China: Tiananmen Square survivors available for interview

Dr Shao Jiang

Dr Shao Jiang, Wu'er Kaixi and Zhou Fengsuo available for interview

Survivors in London ahead of 30th anniversary of massacre

Three survivors of Tiananmen Square are available for interview ahead of the 30th anniversary of China’s notorious 4 June 1989 crackdown.

Dr Shao Jiang, Zhou Fengsuo and Wu'er Kaixi – prominent leaders of the student-led reform protests in Tiananmen – will be in London next week.

The three academics are available to discuss their experience of the violent crackdown, their ongoing fight for justice for those killed and injured, and how the truth is still suppressed within China today.

Other issues that can be addressed include the lack of human rights progress in China over the past three decades, and the difficulties facing contemporary protesters in China and Hong Kong. They will also discuss the appalling human rights abuses being faced by Uighurs and Tibetans in China today.

The three men were in Tiananmen Square in 1989 when, following months of student-led protests, Chinese Prime Minister Li Peng declared martial law on 4 June. Troops and tanks fired on unarmed demonstrators trying to block the military’s advance towards the square. The number of civilian deaths was internally estimated by the Chinese government to be at least 10,000.

Dr Shao Jiang (available for interview until Monday 3 June)

Dr Shao Jiang was actively involved in student movements from 1985 to 1989 when he was a student at Beijing University. On 17 April 1989, he drafted a list of demands with his fellow students. Later the demands became one of the main manifestoes of the 1989 pro-democracy movement. In the evening of 3 June, he witnessed the killings in West Chang’an Avenue before running back to Tiananmen Square to warn fellow protesters of what was coming, pleading with the ‘Four Gentlemen’ protest leaders - including Liu Xiaobo - to retreat by negotiating with army leaders. He was among the last group of protesters to leave Tiananmen Square in the early morning of 4 June. He was jailed for 18 months in a series of provincial and national prisons from 1989 to 1991, and again put in detention centres and under house arrests for his involvement in civil resistance between 1994 and 1997. He fled China in 1997 and has been in the UK since 2003.

Wu'er Kaixi (available for interview Thursday 30 May and Saturday 1 June)

In 1989, Wu’er Kaixi was instrumental in initiating the Beijing student movement for democracy and freedom. One of the most influential student leaders, he met with Li Peng before the crackdown. Following the events of 4 June, Wu’er Kaixi was listed as number two on China's list of 21 most wanted student leaders. With the help of sympathisers in China and Hong Kong, he escaped from China via Hong Kong to France. In Paris, Wu’er Kaixi and his colleagues founded the Federation for a Democratic China, and he was elected as the founding vice-president. Wu'er Kaixi now lives in Taiwan, where he has become one of Taiwan’s most prominent political commentators and social activists. A Uighur national, Wu’er Kaixi is also well-placed to discuss the Chinese government’s current crackdown on Muslim Uighers in the Xinjiang Uighur Autonomous Region.

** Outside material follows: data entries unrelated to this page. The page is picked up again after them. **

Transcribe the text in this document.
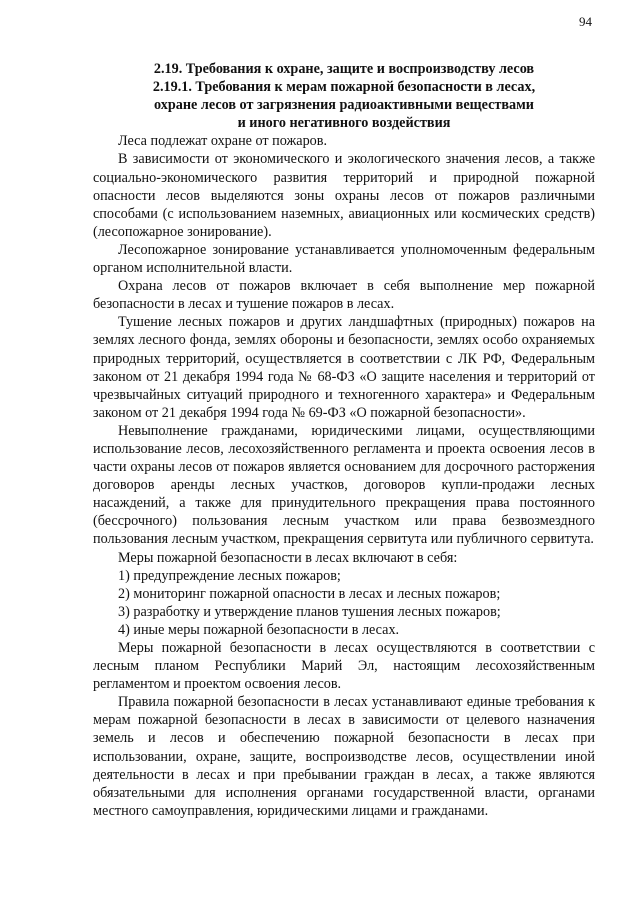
94
2.19. Требования к охране, защите и воспроизводству лесов
2.19.1. Требования к мерам пожарной безопасности в лесах,
охране лесов от загрязнения радиоактивными веществами
и иного негативного воздействия

Леса подлежат охране от пожаров.

В зависимости от экономического и экологического значения лесов, а также социально-экономического развития территорий и природной пожарной опасности лесов выделяются зоны охраны лесов от пожаров различными способами (с использованием наземных, авиационных или космических средств) (лесопожарное зонирование).

Лесопожарное зонирование устанавливается уполномоченным федеральным органом исполнительной власти.

Охрана лесов от пожаров включает в себя выполнение мер пожарной безопасности в лесах и тушение пожаров в лесах.

Тушение лесных пожаров и других ландшафтных (природных) пожаров на землях лесного фонда, землях обороны и безопасности, землях особо охраняемых природных территорий, осуществляется в соответствии с ЛК РФ, Федеральным законом от 21 декабря 1994 года № 68-ФЗ «О защите населения и территорий от чрезвычайных ситуаций природного и техногенного характера» и Федеральным законом от 21 декабря 1994 года № 69-ФЗ «О пожарной безопасности».

Невыполнение гражданами, юридическими лицами, осуществляющими использование лесов, лесохозяйственного регламента и проекта освоения лесов в части охраны лесов от пожаров является основанием для досрочного расторжения договоров аренды лесных участков, договоров купли-продажи лесных насаждений, а также для принудительного прекращения права постоянного (бессрочного) пользования лесным участком или права безвозмездного пользования лесным участком, прекращения сервитута или публичного сервитута.

Меры пожарной безопасности в лесах включают в себя:

1) предупреждение лесных пожаров;
2) мониторинг пожарной опасности в лесах и лесных пожаров;
3) разработку и утверждение планов тушения лесных пожаров;
4) иные меры пожарной безопасности в лесах.

Меры пожарной безопасности в лесах осуществляются в соответствии с лесным планом Республики Марий Эл, настоящим лесохозяйственным регламентом и проектом освоения лесов.

Правила пожарной безопасности в лесах устанавливают единые требования к мерам пожарной безопасности в лесах в зависимости от целевого назначения земель и лесов и обеспечению пожарной безопасности в лесах при использовании, охране, защите, воспроизводстве лесов, осуществлении иной деятельности в лесах и при пребывании граждан в лесах, а также являются обязательными для исполнения органами государственной власти, органами местного самоуправления, юридическими лицами и гражданами.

Zhou Fengsuo (available for interview Thursday 30 May and Saturday 1 June)

Zhou is the current president of Humanitarian China, which he co-founded in 2007. Zhou Fengsuo was a leader in the student movement in Tiananmen Square. As a physics student in Tsinghua University, Zhou Fengsuo organised the first and only free election of a student union in 1988. During the Tiananmen protests, he built and led ‘Voice of the Student Movements’ on Tiananmen Square. He was listed as number five on the most wanted list of student leaders after Tiananmen, when he was arrested and spent a year in prison. He was the lead plaintiff in the civil lawsuit against Li Peng, the Chinese prime minister at the time of Tiananmen Square, in 2000.